Our problem with xymon is all the duplicated alerts. If there were some way to get xymon to emulate big brother in this regard it would be ideal.

The ideas posted here so far have merit, but I'm still trying to think through all the options to come up with the simplest way to suppress the duplicate alerts without introducing a new single point of failure.

Joe
list Ralph Mitchell · Wed, 3 Jun 2009 11:45:16 -0500 ·
quoted from Joe Sloan
On Tue, Jun 2, 2009 at 2:18 PM, J Sloan <user-b1d2c84d244b@xymon.invalid> wrote:
T.J. Yang wrote:
Hi, joe

We are running two xymon servers across WAN network also.
Here is a brief description how we did it.

1. xymon1 is the primpary one and xymon2 is the standby one which is
dumb(not alerting).
2. all the clients send xymon messags to both xymon1 and xymon2.
3. on xymon2(standby),
    1. we have a cron entry to sync xymon1 config files every 5 minutes.
    2. there is a xymon2 hertbeat server side external module to check
the health of xymon1.
       if xymon1 is head or not healthy, this module will enable xymon2
with [bbpage] section enabled.
    3. heartbeat server side module will disable its alerting once xymon1
is back online.

So we have a semi-auto fail-over architecture. but we need to take the
lost of missing metrics information on xymon1 during its' down time.

 keeping two xymon server in sync on same LAN is easy using HA/clustering
software.
but keeping two xyomn servers in sync on two WANs far away is not easy. I
heard Sun's clustering software has new feature to enable clustering over
WANs, but I haven't study this myself.
T.J. -

Thanks for you insights. Your setup sounds like an engineering tour de
force, but our needs are much simpler than that - no cluster is needed in
our environment, the redundant xymon servers are providing all the
reliability we need and more. In fact, a cluster would be hard to implement
since the corresponding xymon servers are in separate networks, hundreds of
miles apart.

Our problem with xymon is all the duplicated alerts.

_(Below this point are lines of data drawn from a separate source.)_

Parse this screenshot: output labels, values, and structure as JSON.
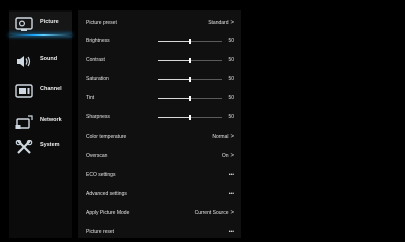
{
  "sidebar": {
    "items": [
      {
        "label": "Picture",
        "icon": "picture-icon",
        "active": true
      },
      {
        "label": "Sound",
        "icon": "speaker-icon",
        "active": false
      },
      {
        "label": "Channel",
        "icon": "channel-icon",
        "active": false
      },
      {
        "label": "Network",
        "icon": "network-icon",
        "active": false
      },
      {
        "label": "System",
        "icon": "system-tools-icon",
        "active": false
      }
    ]
  },
  "menu": {
    "rows": [
      {
        "label": "Picture preset",
        "value": "Standard",
        "chevron": ">"
      },
      {
        "label": "Brightness",
        "slider": 50
      },
      {
        "label": "Contrast",
        "slider": 50
      },
      {
        "label": "Saturation",
        "slider": 50
      },
      {
        "label": "Tint",
        "slider": 50
      },
      {
        "label": "Sharpness",
        "slider": 50
      },
      {
        "label": "Color temperature",
        "value": "Normal",
        "chevron": ">"
      },
      {
        "label": "Overscan",
        "value": "On",
        "chevron": ">"
      },
      {
        "label": "ECO settings",
        "value": "•••"
      },
      {
        "label": "Advanced settings",
        "value": "•••"
      },
      {
        "label": "Apply Picture Mode",
        "value": "Current Source",
        "chevron": ">"
      },
      {
        "label": "Picture reset",
        "value": "•••"
      }
    ]
  },
  "colors": {
    "accent": "#1ba8ff",
    "panel": "#101010",
    "background": "#000000"
  }
}
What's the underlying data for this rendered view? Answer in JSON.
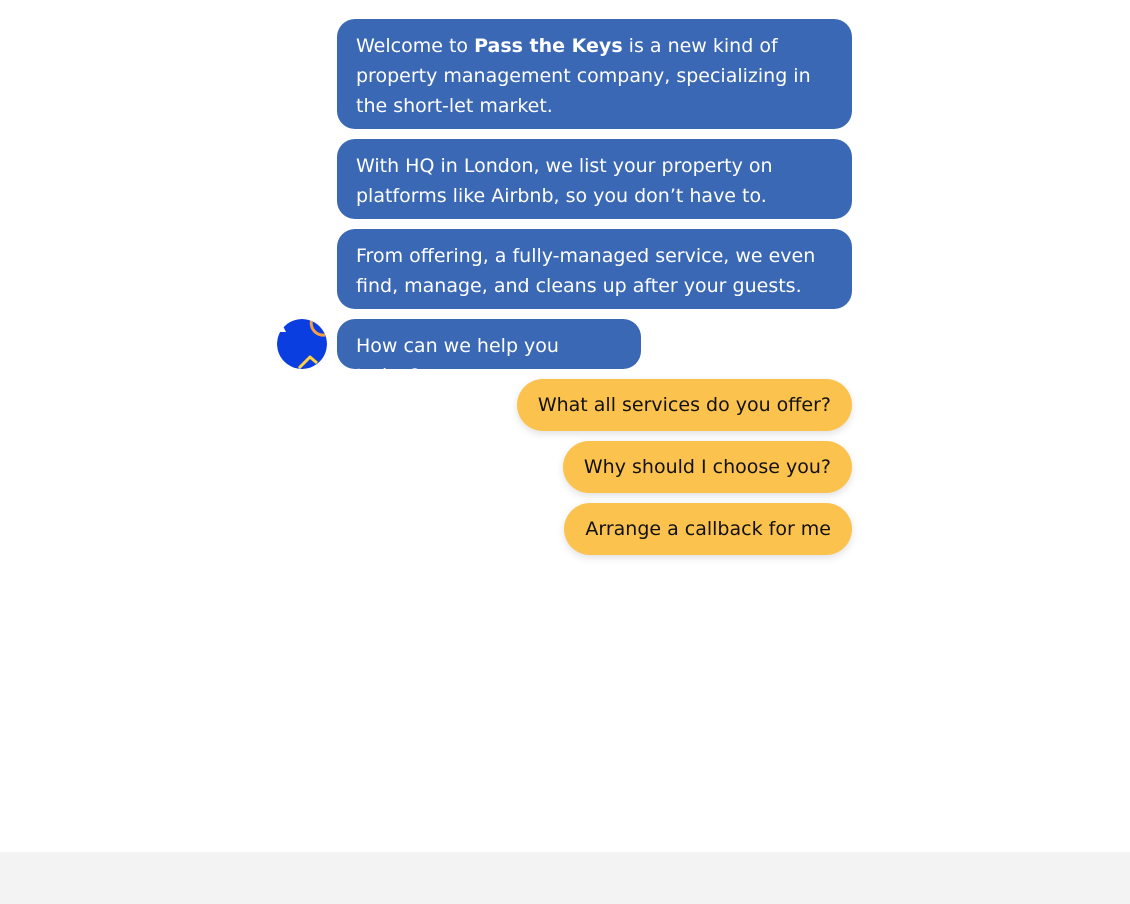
{
  "colors": {
    "bot_bubble": "#3a68b4",
    "option_button": "#fcc24e",
    "footer_bar": "#f3f3f3",
    "avatar_bg": "#0a3ee0",
    "avatar_accent_orange": "#f59e42",
    "avatar_accent_yellow": "#ffd23f"
  },
  "avatar": {
    "icon": "pass-the-keys-logo"
  },
  "messages": [
    {
      "before": "Welcome to ",
      "bold": "Pass the Keys",
      "after": " is a new kind of property management company, specializing in the short-let market."
    },
    {
      "text": "With HQ in London, we list your property on platforms like Airbnb, so you don’t have to."
    },
    {
      "text": "From offering, a fully-managed service, we even find, manage, and cleans up after your guests."
    },
    {
      "text": "How can we help you today?"
    }
  ],
  "options": [
    {
      "label": "What all services do you offer?"
    },
    {
      "label": "Why should I choose you?"
    },
    {
      "label": "Arrange a callback for me"
    }
  ]
}
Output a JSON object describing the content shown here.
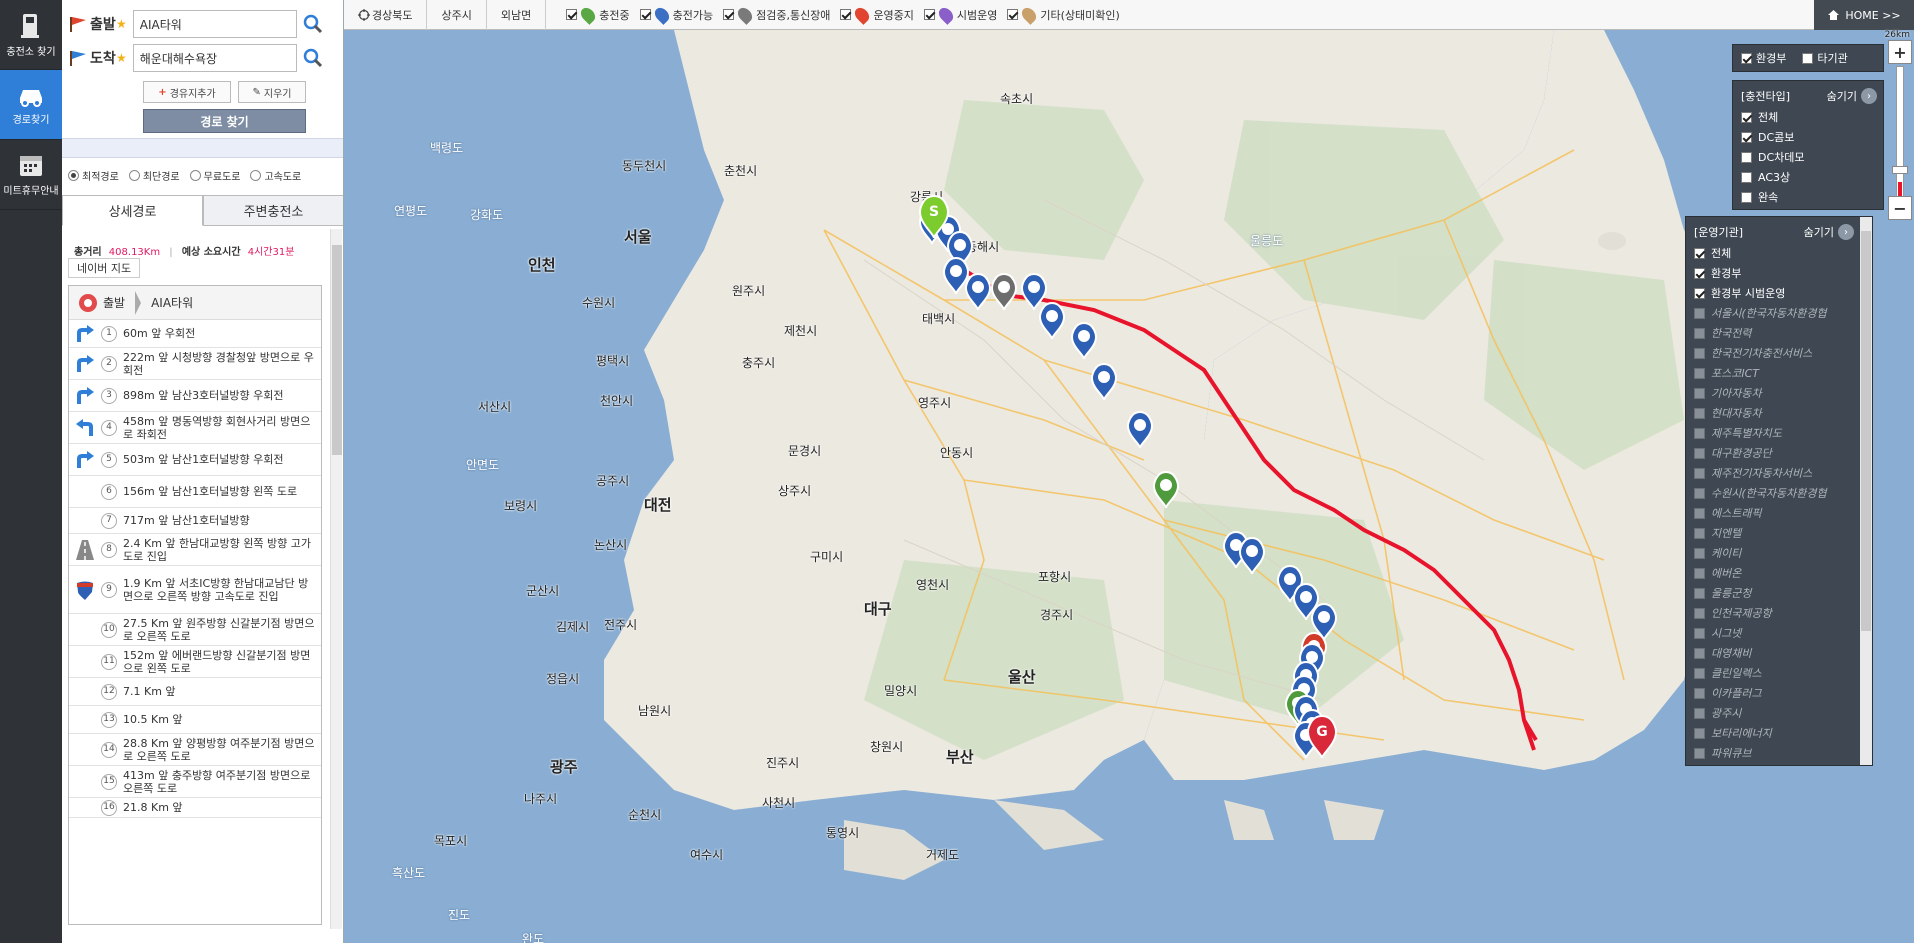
{
  "rail": {
    "items": [
      {
        "label": "충전소 찾기"
      },
      {
        "label": "경로찾기"
      },
      {
        "label": "미트휴무안내"
      }
    ]
  },
  "route_form": {
    "start_label": "출발",
    "start_value": "AIA타워",
    "end_label": "도착",
    "end_value": "해운대해수욕장",
    "waypoint_btn": "경유지추가",
    "clear_btn": "지우기",
    "find_btn": "경로 찾기",
    "options": [
      {
        "label": "최적경로",
        "selected": true
      },
      {
        "label": "최단경로",
        "selected": false
      },
      {
        "label": "무료도로",
        "selected": false
      },
      {
        "label": "고속도로",
        "selected": false
      }
    ]
  },
  "tabs": [
    {
      "label": "상세경로",
      "active": true
    },
    {
      "label": "주변충전소",
      "active": false
    }
  ],
  "summary": {
    "distance_label": "총거리",
    "distance": "408.13Km",
    "time_label": "예상 소요시간",
    "time": "4시간31분",
    "source_tag": "네이버 지도"
  },
  "steps": {
    "start_label": "출발",
    "start_place": "AIA타워",
    "items": [
      {
        "n": "1",
        "icon": "turn-right",
        "text": "60m 앞 우회전"
      },
      {
        "n": "2",
        "icon": "turn-right",
        "text": "222m 앞 시청방향 경찰청앞 방면으로 우회전"
      },
      {
        "n": "3",
        "icon": "turn-right",
        "text": "898m 앞 남산3호터널방향 우회전"
      },
      {
        "n": "4",
        "icon": "turn-left",
        "text": "458m 앞 명동역방향 회현사거리 방면으로 좌회전"
      },
      {
        "n": "5",
        "icon": "turn-right",
        "text": "503m 앞 남산1호터널방향 우회전"
      },
      {
        "n": "6",
        "icon": "none",
        "text": "156m 앞 남산1호터널방향 왼쪽 도로"
      },
      {
        "n": "7",
        "icon": "none",
        "text": "717m 앞 남산1호터널방향"
      },
      {
        "n": "8",
        "icon": "road",
        "text": "2.4 Km 앞 한남대교방향 왼쪽 방향 고가도로 진입"
      },
      {
        "n": "9",
        "icon": "highway",
        "text": "1.9 Km 앞 서초IC방향 한남대교남단 방면으로 오른쪽 방향 고속도로 진입"
      },
      {
        "n": "10",
        "icon": "none",
        "text": "27.5 Km 앞 원주방향 신갈분기점 방면으로 오른쪽 도로"
      },
      {
        "n": "11",
        "icon": "none",
        "text": "152m 앞 에버랜드방향 신갈분기점 방면으로 왼쪽 도로"
      },
      {
        "n": "12",
        "icon": "none",
        "text": "7.1 Km 앞"
      },
      {
        "n": "13",
        "icon": "none",
        "text": "10.5 Km 앞"
      },
      {
        "n": "14",
        "icon": "none",
        "text": "28.8 Km 앞 양평방향 여주분기점 방면으로 오른쪽 도로"
      },
      {
        "n": "15",
        "icon": "none",
        "text": "413m 앞 충주방향 여주분기점 방면으로 오른쪽 도로"
      },
      {
        "n": "16",
        "icon": "none",
        "text": "21.8 Km 앞"
      }
    ]
  },
  "map_topbar": {
    "breadcrumbs": [
      "경상북도",
      "상주시",
      "외남면"
    ],
    "filters": [
      {
        "label": "충전중",
        "color": "#5aa844"
      },
      {
        "label": "충전가능",
        "color": "#3b6fc4"
      },
      {
        "label": "점검중,통신장애",
        "color": "#7a7a7a"
      },
      {
        "label": "운영중지",
        "color": "#e2452f"
      },
      {
        "label": "시범운영",
        "color": "#8a5fc9"
      },
      {
        "label": "기타(상태미확인)",
        "color": "#c9a06a"
      }
    ],
    "home": "HOME >>"
  },
  "layer_panel": {
    "items": [
      {
        "label": "환경부",
        "checked": true
      },
      {
        "label": "타기관",
        "checked": false
      }
    ]
  },
  "charge_type_panel": {
    "title": "[충전타입]",
    "hide": "숨기기",
    "items": [
      {
        "label": "전체",
        "checked": true
      },
      {
        "label": "DC콤보",
        "checked": true
      },
      {
        "label": "DC차데모",
        "checked": false
      },
      {
        "label": "AC3상",
        "checked": false
      },
      {
        "label": "완속",
        "checked": false
      }
    ]
  },
  "operator_panel": {
    "title": "[운영기관]",
    "hide": "숨기기",
    "items": [
      {
        "label": "전체",
        "checked": true,
        "enabled": true
      },
      {
        "label": "환경부",
        "checked": true,
        "enabled": true
      },
      {
        "label": "환경부 시범운영",
        "checked": true,
        "enabled": true
      },
      {
        "label": "서울시(한국자동차환경협",
        "checked": false,
        "enabled": false
      },
      {
        "label": "한국전력",
        "checked": false,
        "enabled": false
      },
      {
        "label": "한국전기차충전서비스",
        "checked": false,
        "enabled": false
      },
      {
        "label": "포스코ICT",
        "checked": false,
        "enabled": false
      },
      {
        "label": "기아자동차",
        "checked": false,
        "enabled": false
      },
      {
        "label": "현대자동차",
        "checked": false,
        "enabled": false
      },
      {
        "label": "제주특별자치도",
        "checked": false,
        "enabled": false
      },
      {
        "label": "대구환경공단",
        "checked": false,
        "enabled": false
      },
      {
        "label": "제주전기자동차서비스",
        "checked": false,
        "enabled": false
      },
      {
        "label": "수원시(한국자동차환경협",
        "checked": false,
        "enabled": false
      },
      {
        "label": "에스트래픽",
        "checked": false,
        "enabled": false
      },
      {
        "label": "지엔텔",
        "checked": false,
        "enabled": false
      },
      {
        "label": "케이티",
        "checked": false,
        "enabled": false
      },
      {
        "label": "에버온",
        "checked": false,
        "enabled": false
      },
      {
        "label": "울릉군청",
        "checked": false,
        "enabled": false
      },
      {
        "label": "인천국제공항",
        "checked": false,
        "enabled": false
      },
      {
        "label": "시그넷",
        "checked": false,
        "enabled": false
      },
      {
        "label": "대영채비",
        "checked": false,
        "enabled": false
      },
      {
        "label": "클린일렉스",
        "checked": false,
        "enabled": false
      },
      {
        "label": "이카플러그",
        "checked": false,
        "enabled": false
      },
      {
        "label": "광주시",
        "checked": false,
        "enabled": false
      },
      {
        "label": "보타리에너지",
        "checked": false,
        "enabled": false
      },
      {
        "label": "파워큐브",
        "checked": false,
        "enabled": false
      }
    ]
  },
  "map_scale": "26km",
  "cities": [
    {
      "name": "속초시"
    },
    {
      "name": "백령도"
    },
    {
      "name": "동두천시"
    },
    {
      "name": "춘천시"
    },
    {
      "name": "강릉시"
    },
    {
      "name": "연평도"
    },
    {
      "name": "강화도"
    },
    {
      "name": "서울"
    },
    {
      "name": "동해시"
    },
    {
      "name": "울릉도"
    },
    {
      "name": "인천"
    },
    {
      "name": "원주시"
    },
    {
      "name": "수원시"
    },
    {
      "name": "태백시"
    },
    {
      "name": "제천시"
    },
    {
      "name": "평택시"
    },
    {
      "name": "충주시"
    },
    {
      "name": "서산시"
    },
    {
      "name": "천안시"
    },
    {
      "name": "영주시"
    },
    {
      "name": "안면도"
    },
    {
      "name": "문경시"
    },
    {
      "name": "안동시"
    },
    {
      "name": "공주시"
    },
    {
      "name": "상주시"
    },
    {
      "name": "보령시"
    },
    {
      "name": "대전"
    },
    {
      "name": "논산시"
    },
    {
      "name": "구미시"
    },
    {
      "name": "포항시"
    },
    {
      "name": "군산시"
    },
    {
      "name": "영천시"
    },
    {
      "name": "대구"
    },
    {
      "name": "김제시"
    },
    {
      "name": "전주시"
    },
    {
      "name": "경주시"
    },
    {
      "name": "울산"
    },
    {
      "name": "정읍시"
    },
    {
      "name": "밀양시"
    },
    {
      "name": "남원시"
    },
    {
      "name": "광주"
    },
    {
      "name": "창원시"
    },
    {
      "name": "진주시"
    },
    {
      "name": "부산"
    },
    {
      "name": "나주시"
    },
    {
      "name": "사천시"
    },
    {
      "name": "순천시"
    },
    {
      "name": "통영시"
    },
    {
      "name": "목포시"
    },
    {
      "name": "여수시"
    },
    {
      "name": "거제도"
    },
    {
      "name": "흑산도"
    },
    {
      "name": "진도"
    },
    {
      "name": "완도"
    }
  ]
}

If there were some way
to get xymon to emulate big brother in this regard it would be ideal.

The ideas posted here so far have merit, but I'm still trying to think
through all the options to come up with the simplest way to suppress the
duplicate alerts without introducing a new single point of failure.

I once had a old Compaq desktop system and laptop, both running Gentoo Linux
with 'heartbeat' installed.  Whenever I shutdown the laptop,  the Compaq
'acquired' its IP address, so that it wouldn't be given away to anyone else
on that segment of the company network.  It wasn't anything fancy, just
heartbeat packets being exchanged over the network every few seconds.

As long as your two xymon servers are sending each other status messages,
you could use that for the heartbeat.  Something like this in an external
script:

     X=`server/bin/bb localhost 'hobbitdboard host=xymon1 test=bbd
fields=logtime'`
     Y=`date +%s`
     Z=`expr $Y - $X`
     if [ $Z -ge 600 ]; then
        # do stuff to enable paging
     fi

If you were using a script to send the pages out, enabling paging could be
as simple as "touch $BBTMP/pager", then in the pager script, do this:

     if [ -f $BBTMP/pager ]; then
        # send the page
     fi

Ralph Mitchell
list Joe Sloan · Wed, 03 Jun 2009 14:19:46 -0700 ·
quoted from Ralph Mitchell
Ralph Mitchell wrote:
I once had a old Compaq desktop system and laptop, both running Gentoo
Linux with 'heartbeat' installed.  Whenever I shutdown the laptop,
 the Compaq 'acquired' its IP address, so that it wouldn't be given
away to anyone else on that segment of the company network.  It wasn't
anything fancy, just heartbeat packets being exchanged over the
network every few seconds.

I've played with heartbeat, it's a neat package - bit of overkill for
what we need here though.
quoted from Ralph Mitchell
As long as your two xymon servers are sending each other status
messages, you could use that for the heartbeat.  Something like this
in an external script:

     X=`server/bin/bb localhost 'hobbitdboard host=xymon1 test=bbd
fields=logtime'`
     Y=`date +%s`
     Z=`expr $Y - $X`
     if [ $Z -ge 600 ]; then
        # do stuff to enable paging
     fi

If you were using a script to send the pages out, enabling paging
could be as simple as "touch $BBTMP/pager", then in the pager script,
do this:

     if [ -f $BBTMP/pager ]; then
        # send the page
     fi
Now that is interesting - I wasn't familiar with the detail of
information available from the bb command using the hobbitboard
directive, but that definitely lends itself to the solution I'm looking
for. I'll play with it a bit and see what I can come up with.

Joe